Active Directory and Group Policy administration for secure identity and access management.
Experience implementing zero-trust and least-privilege access models.
Knowledge of cloud security configurations, infrastructure-as-code (Terraform, Ansible), and container orchestration (Docker, Kubernetes).
Familiarity with CMMC Level 2, DFARS 252.204-7012, and DoD cybersecurity frameworks.
Networking/Infrastructure/Security: TCP/IP, VLAN, VPN, DNS, zero-trust networking; firewalls; IDS/IPS; endpoint protection; Active Directory/Azure AD; log aggregation and monitoring (Prometheus, Kibana, Splunk, Jaeger).
DevSecOps / Automation Tools: GitLab, Jenkins, Azure DevOps, Nexus, Ansible, Terraform; Docker and Kubernetes; SAST/DAST/fuzz testing/SBOM tools; OpenTelemetry; Prometheus; collaboration tools including MatterMost and Jira/Atlassian.
Cloud Platforms: AWS GovCloud (EC2, Lambda, Route 53, ECR, CloudTrail); Azure Government (Virtual Machines, IoT Hub, Functions, CosmosDB, Azure Security Center).

Responsibilities

Responsible for the design, implementation, and maintenance of secure DevSecOps infrastructure and delivery pipelines to support defense programs under CMMC Level 2 compliance.
Implement security controls and automation within CI/CD pipelines using GitLab and related DevSecOps tooling.
Ensure adherence to secure coding practices, compliance with NIST SP 800-171/172, and CMMC Level 2 cybersecurity standards across software development and infrastructure management.
Collaborate with defense software and cybersecurity teams to integrate automated testing, vulnerability management, and secure deployment strategies into cloud and on-prem environments.
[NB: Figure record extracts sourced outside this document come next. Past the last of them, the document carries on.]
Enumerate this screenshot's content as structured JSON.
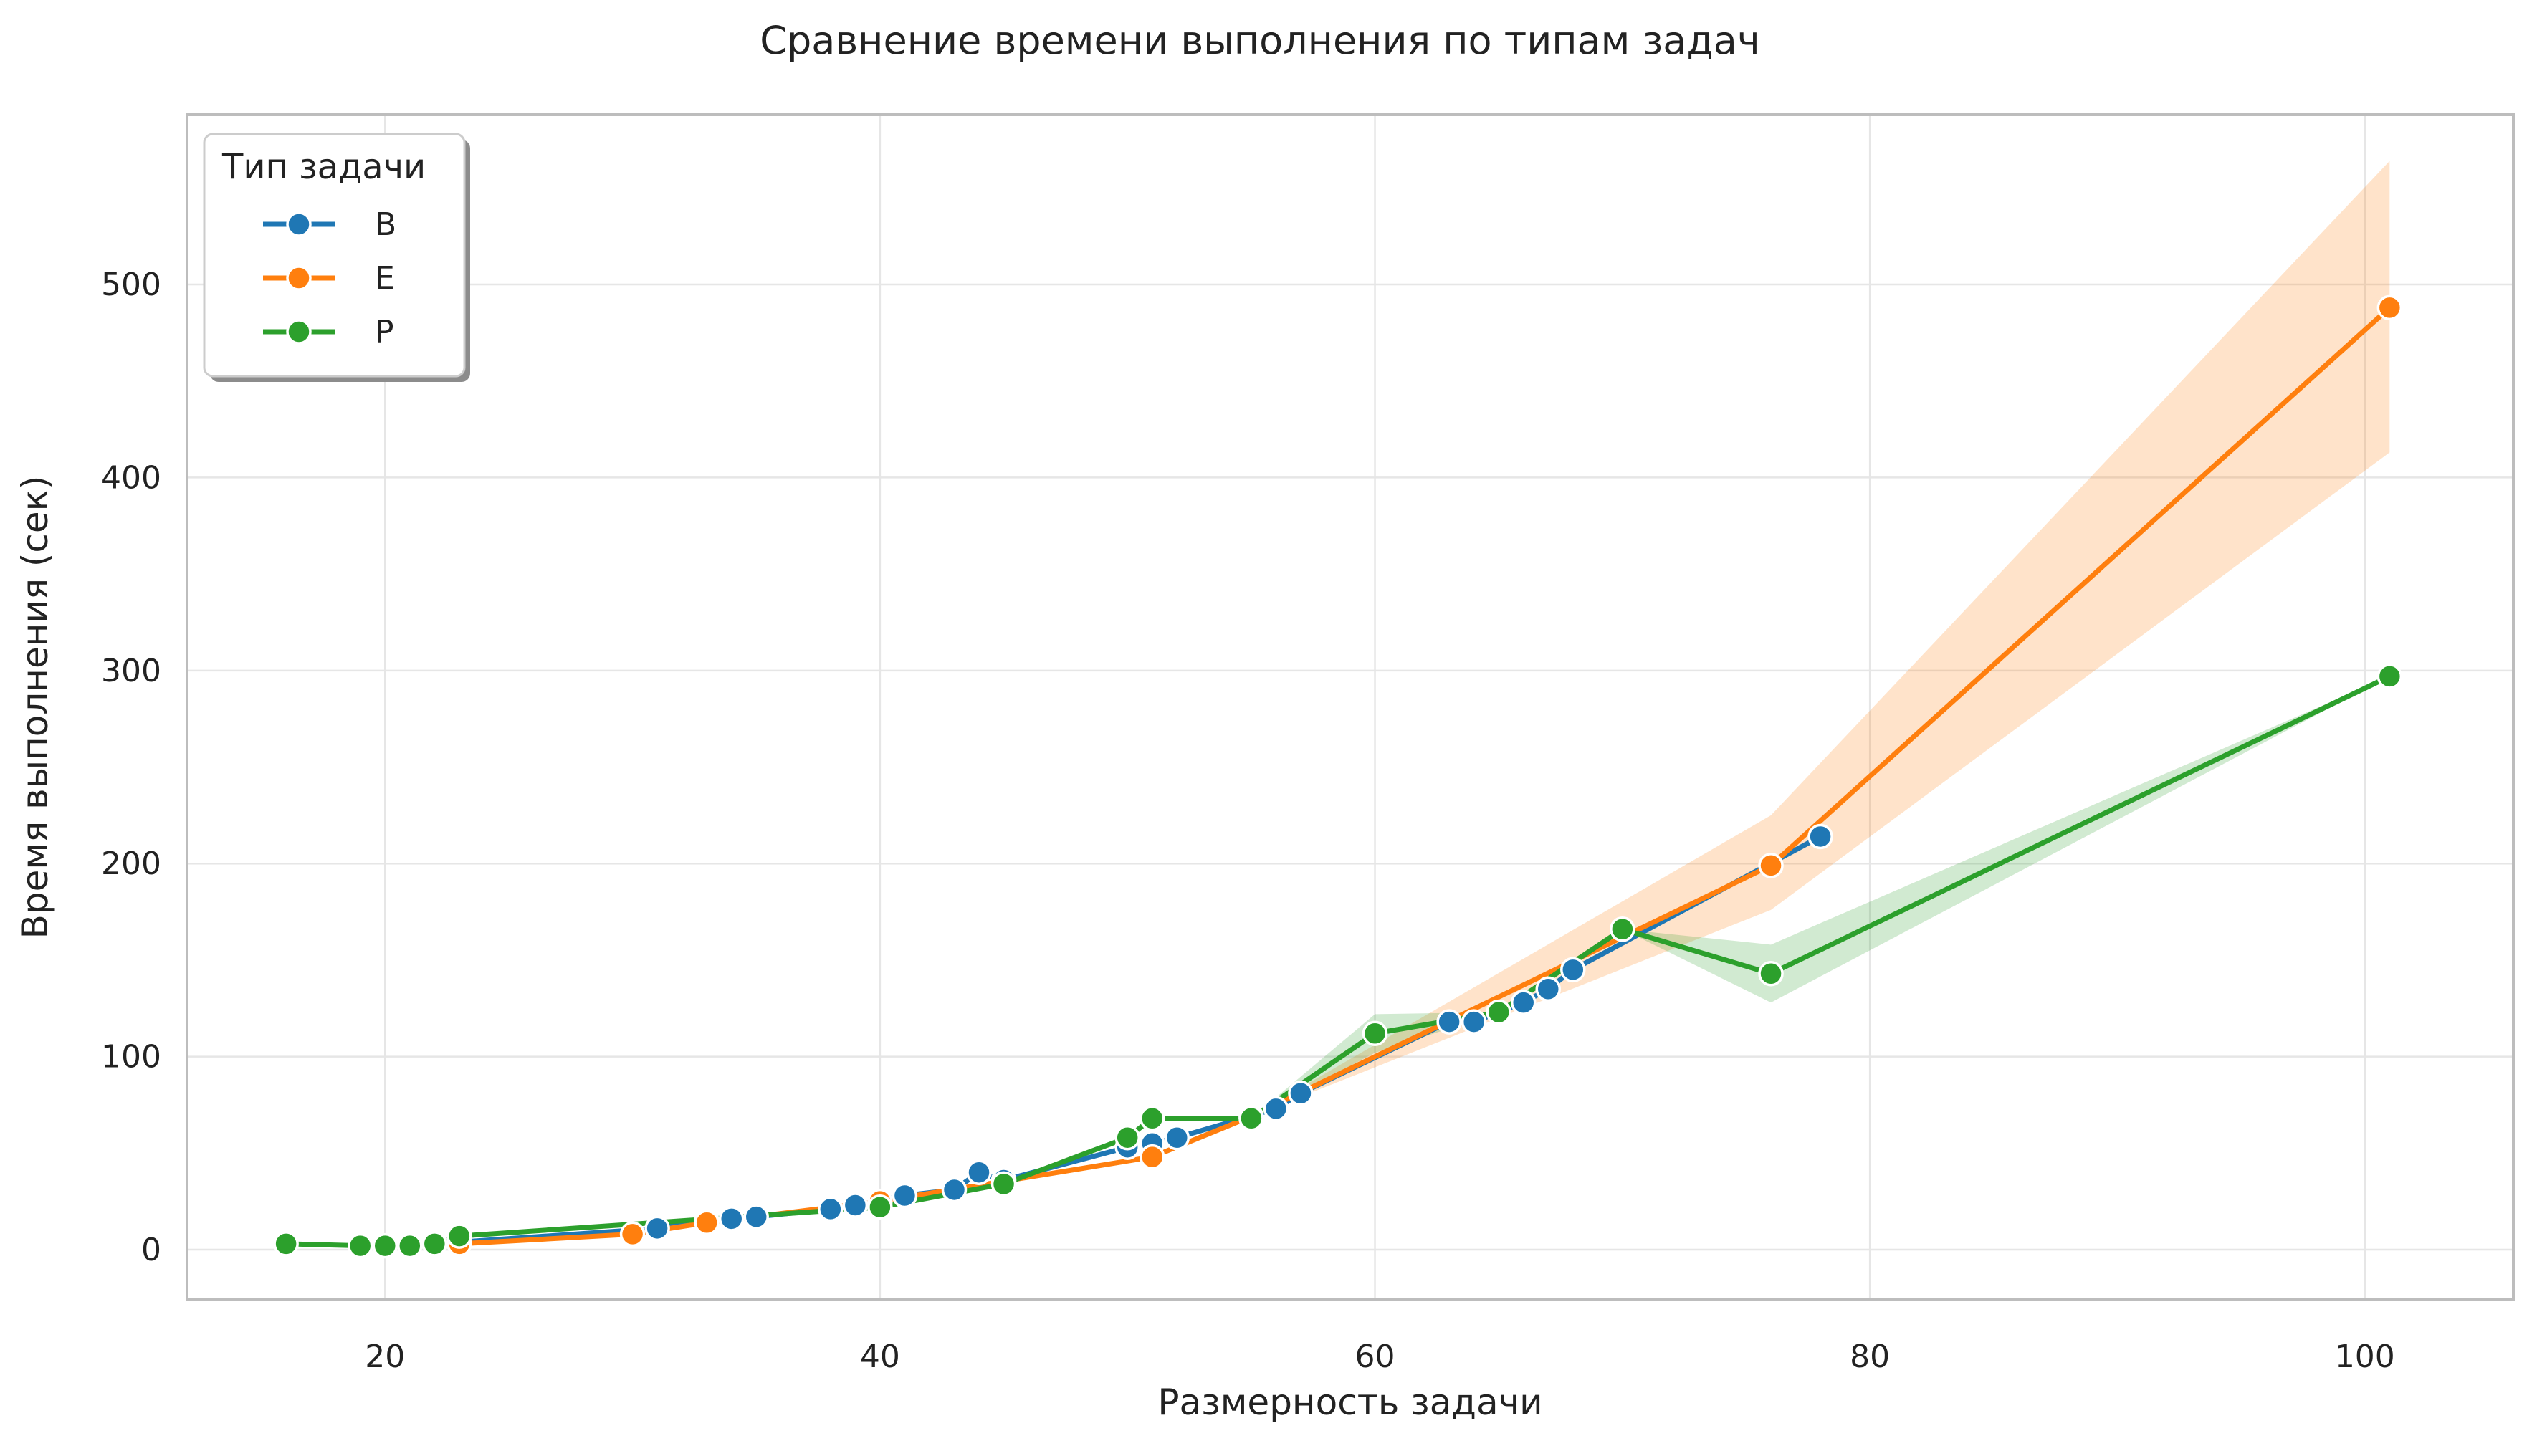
{
  "chart_data": {
    "type": "line",
    "title": "Сравнение времени выполнения по типам задач",
    "xlabel": "Размерность задачи",
    "ylabel": "Время выполнения (сек)",
    "xlim": [
      12,
      106
    ],
    "ylim": [
      -26,
      588
    ],
    "xticks": [
      20,
      40,
      60,
      80,
      100
    ],
    "yticks": [
      0,
      100,
      200,
      300,
      400,
      500
    ],
    "grid": true,
    "legend": {
      "title": "Тип задачи",
      "placement": "top-left"
    },
    "series": [
      {
        "name": "B",
        "color": "#1f77b4",
        "points": [
          [
            22,
            3
          ],
          [
            31,
            11
          ],
          [
            33,
            15
          ],
          [
            34,
            16
          ],
          [
            35,
            17
          ],
          [
            38,
            21
          ],
          [
            39,
            23
          ],
          [
            41,
            28
          ],
          [
            43,
            31
          ],
          [
            44,
            40
          ],
          [
            45,
            36
          ],
          [
            50,
            53
          ],
          [
            51,
            55
          ],
          [
            52,
            58
          ],
          [
            56,
            73
          ],
          [
            57,
            81
          ],
          [
            63,
            118
          ],
          [
            64,
            118
          ],
          [
            65,
            123
          ],
          [
            66,
            128
          ],
          [
            67,
            135
          ],
          [
            68,
            145
          ],
          [
            78,
            214
          ]
        ],
        "ci": []
      },
      {
        "name": "E",
        "color": "#ff7f0e",
        "points": [
          [
            22,
            4
          ],
          [
            23,
            3
          ],
          [
            30,
            8
          ],
          [
            33,
            14
          ],
          [
            40,
            25
          ],
          [
            51,
            48
          ],
          [
            55,
            69
          ],
          [
            76,
            199
          ],
          [
            101,
            488
          ]
        ],
        "ci": [
          [
            76,
            176,
            225
          ],
          [
            101,
            413,
            564
          ]
        ]
      },
      {
        "name": "P",
        "color": "#2ca02c",
        "points": [
          [
            16,
            3
          ],
          [
            19,
            2
          ],
          [
            20,
            2
          ],
          [
            21,
            2
          ],
          [
            22,
            3
          ],
          [
            23,
            7
          ],
          [
            40,
            22
          ],
          [
            45,
            34
          ],
          [
            50,
            58
          ],
          [
            51,
            68
          ],
          [
            55,
            68
          ],
          [
            60,
            112
          ],
          [
            65,
            123
          ],
          [
            70,
            166
          ],
          [
            76,
            143
          ],
          [
            101,
            297
          ]
        ],
        "ci": [
          [
            55,
            68,
            68
          ],
          [
            60,
            102,
            122
          ],
          [
            65,
            123,
            123
          ],
          [
            76,
            128,
            158
          ]
        ]
      }
    ]
  }
}
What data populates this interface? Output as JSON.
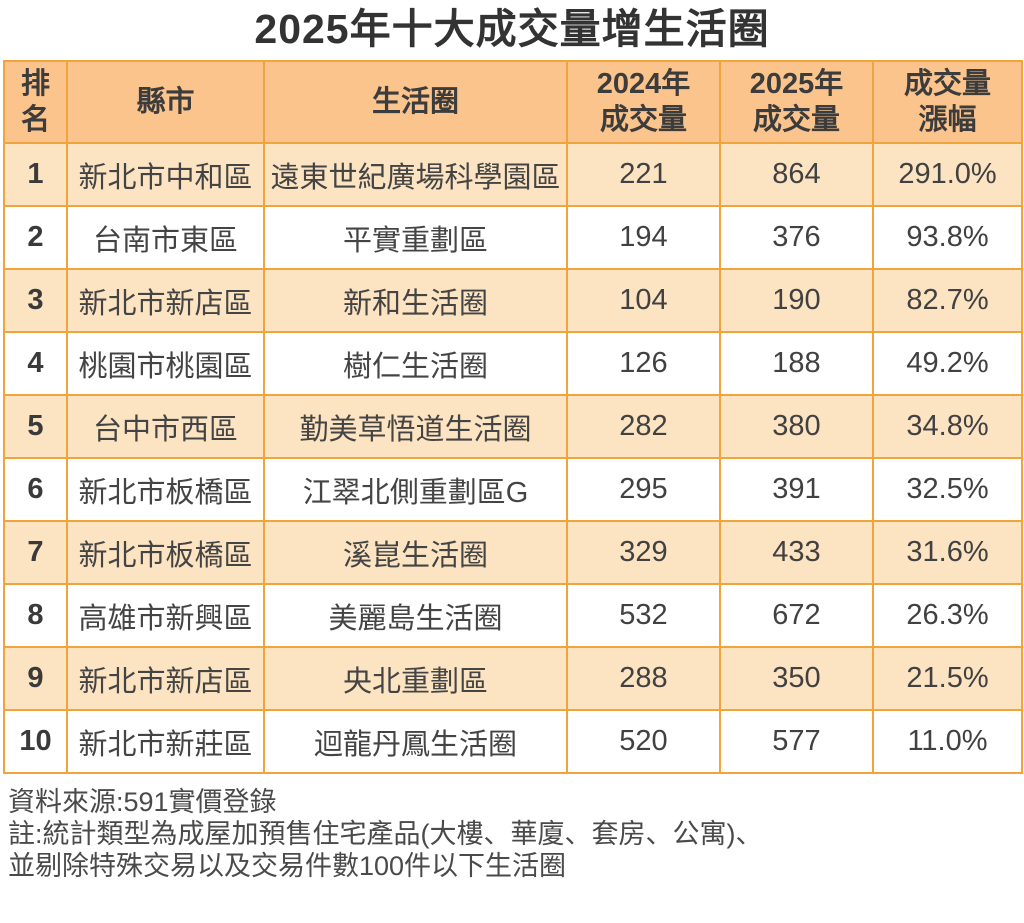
{
  "title": "2025年十大成交量增生活圈",
  "colors": {
    "header_bg": "#FBC48C",
    "row_alt_bg": "#FCE3C2",
    "row_bg": "#FFFFFF",
    "border": "#F1A43C",
    "text": "#414141",
    "title_text": "#333333"
  },
  "table": {
    "headers": [
      "排\n名",
      "縣市",
      "生活圈",
      "2024年\n成交量",
      "2025年\n成交量",
      "成交量\n漲幅"
    ],
    "rows": [
      {
        "rank": "1",
        "city": "新北市中和區",
        "area": "遠東世紀廣場科學園區",
        "y2024": "221",
        "y2025": "864",
        "change": "291.0%"
      },
      {
        "rank": "2",
        "city": "台南市東區",
        "area": "平實重劃區",
        "y2024": "194",
        "y2025": "376",
        "change": "93.8%"
      },
      {
        "rank": "3",
        "city": "新北市新店區",
        "area": "新和生活圈",
        "y2024": "104",
        "y2025": "190",
        "change": "82.7%"
      },
      {
        "rank": "4",
        "city": "桃園市桃園區",
        "area": "樹仁生活圈",
        "y2024": "126",
        "y2025": "188",
        "change": "49.2%"
      },
      {
        "rank": "5",
        "city": "台中市西區",
        "area": "勤美草悟道生活圈",
        "y2024": "282",
        "y2025": "380",
        "change": "34.8%"
      },
      {
        "rank": "6",
        "city": "新北市板橋區",
        "area": "江翠北側重劃區G",
        "y2024": "295",
        "y2025": "391",
        "change": "32.5%"
      },
      {
        "rank": "7",
        "city": "新北市板橋區",
        "area": "溪崑生活圈",
        "y2024": "329",
        "y2025": "433",
        "change": "31.6%"
      },
      {
        "rank": "8",
        "city": "高雄市新興區",
        "area": "美麗島生活圈",
        "y2024": "532",
        "y2025": "672",
        "change": "26.3%"
      },
      {
        "rank": "9",
        "city": "新北市新店區",
        "area": "央北重劃區",
        "y2024": "288",
        "y2025": "350",
        "change": "21.5%"
      },
      {
        "rank": "10",
        "city": "新北市新莊區",
        "area": "迴龍丹鳳生活圈",
        "y2024": "520",
        "y2025": "577",
        "change": "11.0%"
      }
    ]
  },
  "footer": {
    "source": "資料來源:591實價登錄",
    "note_line1": "註:統計類型為成屋加預售住宅產品(大樓、華廈、套房、公寓)、",
    "note_line2": "並剔除特殊交易以及交易件數100件以下生活圈"
  },
  "chart_data": {
    "type": "table",
    "title": "2025年十大成交量增生活圈",
    "columns": [
      "排名",
      "縣市",
      "生活圈",
      "2024年成交量",
      "2025年成交量",
      "成交量漲幅"
    ],
    "rows": [
      [
        1,
        "新北市中和區",
        "遠東世紀廣場科學園區",
        221,
        864,
        "291.0%"
      ],
      [
        2,
        "台南市東區",
        "平實重劃區",
        194,
        376,
        "93.8%"
      ],
      [
        3,
        "新北市新店區",
        "新和生活圈",
        104,
        190,
        "82.7%"
      ],
      [
        4,
        "桃園市桃園區",
        "樹仁生活圈",
        126,
        188,
        "49.2%"
      ],
      [
        5,
        "台中市西區",
        "勤美草悟道生活圈",
        282,
        380,
        "34.8%"
      ],
      [
        6,
        "新北市板橋區",
        "江翠北側重劃區G",
        295,
        391,
        "32.5%"
      ],
      [
        7,
        "新北市板橋區",
        "溪崑生活圈",
        329,
        433,
        "31.6%"
      ],
      [
        8,
        "高雄市新興區",
        "美麗島生活圈",
        532,
        672,
        "26.3%"
      ],
      [
        9,
        "新北市新店區",
        "央北重劃區",
        288,
        350,
        "21.5%"
      ],
      [
        10,
        "新北市新莊區",
        "迴龍丹鳳生活圈",
        520,
        577,
        "11.0%"
      ]
    ],
    "source": "資料來源:591實價登錄",
    "notes": [
      "註:統計類型為成屋加預售住宅產品(大樓、華廈、套房、公寓)、",
      "並剔除特殊交易以及交易件數100件以下生活圈"
    ]
  }
}
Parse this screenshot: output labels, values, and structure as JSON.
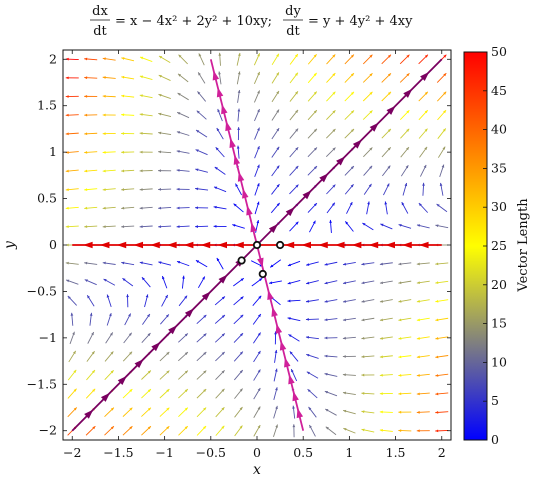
{
  "chart_data": {
    "type": "vector-field",
    "title": "dx/dt = x − 4x² + 2y² + 10xy; dy/dt = y + 4y² + 4xy",
    "title_parts": {
      "lhs1": "dx",
      "den1": "dt",
      "rhs1": "= x − 4x² + 2y² + 10xy;",
      "lhs2": "dy",
      "den2": "dt",
      "rhs2": "= y + 4y² + 4xy"
    },
    "xlabel": "x",
    "ylabel": "y",
    "xlim": [
      -2.1,
      2.1
    ],
    "ylim": [
      -2.1,
      2.1
    ],
    "xticks": [
      -2,
      -1.5,
      -1,
      -0.5,
      0,
      0.5,
      1,
      1.5,
      2
    ],
    "yticks": [
      -2,
      -1.5,
      -1,
      -0.5,
      0,
      0.5,
      1,
      1.5,
      2
    ],
    "xtick_labels": [
      "−2",
      "−1.5",
      "−1",
      "−0.5",
      "0",
      "0.5",
      "1",
      "1.5",
      "2"
    ],
    "ytick_labels": [
      "−2",
      "−1.5",
      "−1",
      "−0.5",
      "0",
      "0.5",
      "1",
      "1.5",
      "2"
    ],
    "colorbar": {
      "label": "Vector Length",
      "range": [
        0,
        50
      ],
      "ticks": [
        0,
        5,
        10,
        15,
        20,
        25,
        30,
        35,
        40,
        45,
        50
      ],
      "colormap": [
        "#0000ff",
        "#ffff00",
        "#ff0000"
      ]
    },
    "grid_step": 0.2,
    "equilibria": [
      {
        "x": 0,
        "y": 0
      },
      {
        "x": 0.25,
        "y": 0
      },
      {
        "x": -0.1667,
        "y": -0.1667
      },
      {
        "x": 0.0625,
        "y": -0.3125
      }
    ],
    "invariant_lines": [
      {
        "name": "y = 0",
        "color": "#e00000",
        "from": [
          -2,
          0
        ],
        "to": [
          2,
          0
        ]
      },
      {
        "name": "y = x",
        "color": "#7a0060",
        "from": [
          -2,
          -2
        ],
        "to": [
          2,
          2
        ]
      },
      {
        "name": "x = -y/4",
        "color": "#d0209a",
        "from": [
          -0.5,
          2
        ],
        "to": [
          0.5,
          -2
        ]
      }
    ]
  }
}
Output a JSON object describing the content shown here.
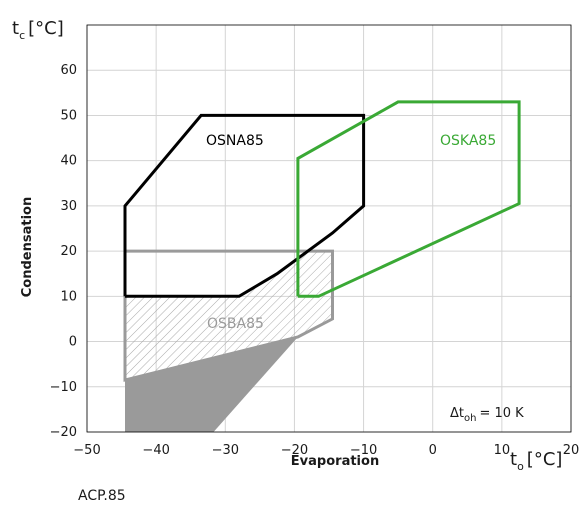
{
  "chart_data": {
    "type": "area",
    "x_axis": {
      "label": "Evaporation",
      "symbol": "t",
      "subscript": "o",
      "unit": "[°C]",
      "range": [
        -50,
        20
      ],
      "ticks": [
        -50,
        -40,
        -30,
        -20,
        -10,
        0,
        10,
        20
      ],
      "tick_labels": [
        "−50",
        "−40",
        "−30",
        "−20",
        "−10",
        "0",
        "10",
        "20"
      ]
    },
    "y_axis": {
      "label": "Condensation",
      "symbol": "t",
      "subscript": "c",
      "unit": "[°C]",
      "range": [
        -20,
        70
      ],
      "ticks": [
        -20,
        -10,
        0,
        10,
        20,
        30,
        40,
        50,
        60
      ],
      "tick_labels": [
        "−20",
        "−10",
        "0",
        "10",
        "20",
        "30",
        "40",
        "50",
        "60"
      ]
    },
    "grid": true,
    "series": [
      {
        "name": "OSNA85",
        "color": "#000000",
        "points": [
          [
            -44.5,
            10
          ],
          [
            -28,
            10
          ],
          [
            -22.5,
            15
          ],
          [
            -14.5,
            24
          ],
          [
            -10,
            30
          ],
          [
            -10,
            50
          ],
          [
            -33.5,
            50
          ],
          [
            -44.5,
            30
          ],
          [
            -44.5,
            10
          ]
        ]
      },
      {
        "name": "OSKA85",
        "color": "#3aa935",
        "points": [
          [
            -19.5,
            10
          ],
          [
            -16.5,
            10
          ],
          [
            12.5,
            30.5
          ],
          [
            12.5,
            53
          ],
          [
            -5,
            53
          ],
          [
            -19.5,
            40.5
          ],
          [
            -19.5,
            10
          ]
        ]
      },
      {
        "name": "OSBA85",
        "color": "#9a9a9a",
        "points": [
          [
            -44.5,
            20
          ],
          [
            -14.5,
            20
          ],
          [
            -14.5,
            5
          ],
          [
            -19.5,
            1
          ],
          [
            -44.5,
            -8.5
          ],
          [
            -44.5,
            20
          ]
        ]
      }
    ],
    "annotation": {
      "prefix": "Δt",
      "subscript": "oh",
      "value": "= 10 K"
    },
    "footer": "ACP.85"
  }
}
Assist in identifying technologies and tools that enhance security posture, automation, and compliance monitoring capabilities.
Maintain a customer-focused view of system security and DevSecOps process effectiveness across defense project initiatives.
Participate in technical and compliance reviews with customers and stakeholders to ensure systems meet mission-critical availability, reliability, and security requirements.
Research and implement new technologies, security tools, and methodologies to enhance automation, compliance, and system resilience.
Stay informed on evolving DoD cybersecurity standards, cloud governance models, and zero-trust architectures to ensure continuous compliance.
Work across multidisciplinary engineering and IT teams, integrating security controls within development and operational environments.
Collaborate with network, software, and security engineers to ensure end-to-end protection of systems hosting Controlled Unclassified Information (CUI).
Participate in design and code reviews, infrastructure planning meetings, and post-implementation security assessments.
Work effectively with remote and hybrid teams using collaboration tools such as MatterMost and GitLab.
Demonstrate strong analytical thinking and problem-solving skills with the ability to address complex infrastructure and cybersecurity challenges.
Leverage automation and monitoring to proactively identify and resolve performance or compliance issues within DevSecOps pipelines.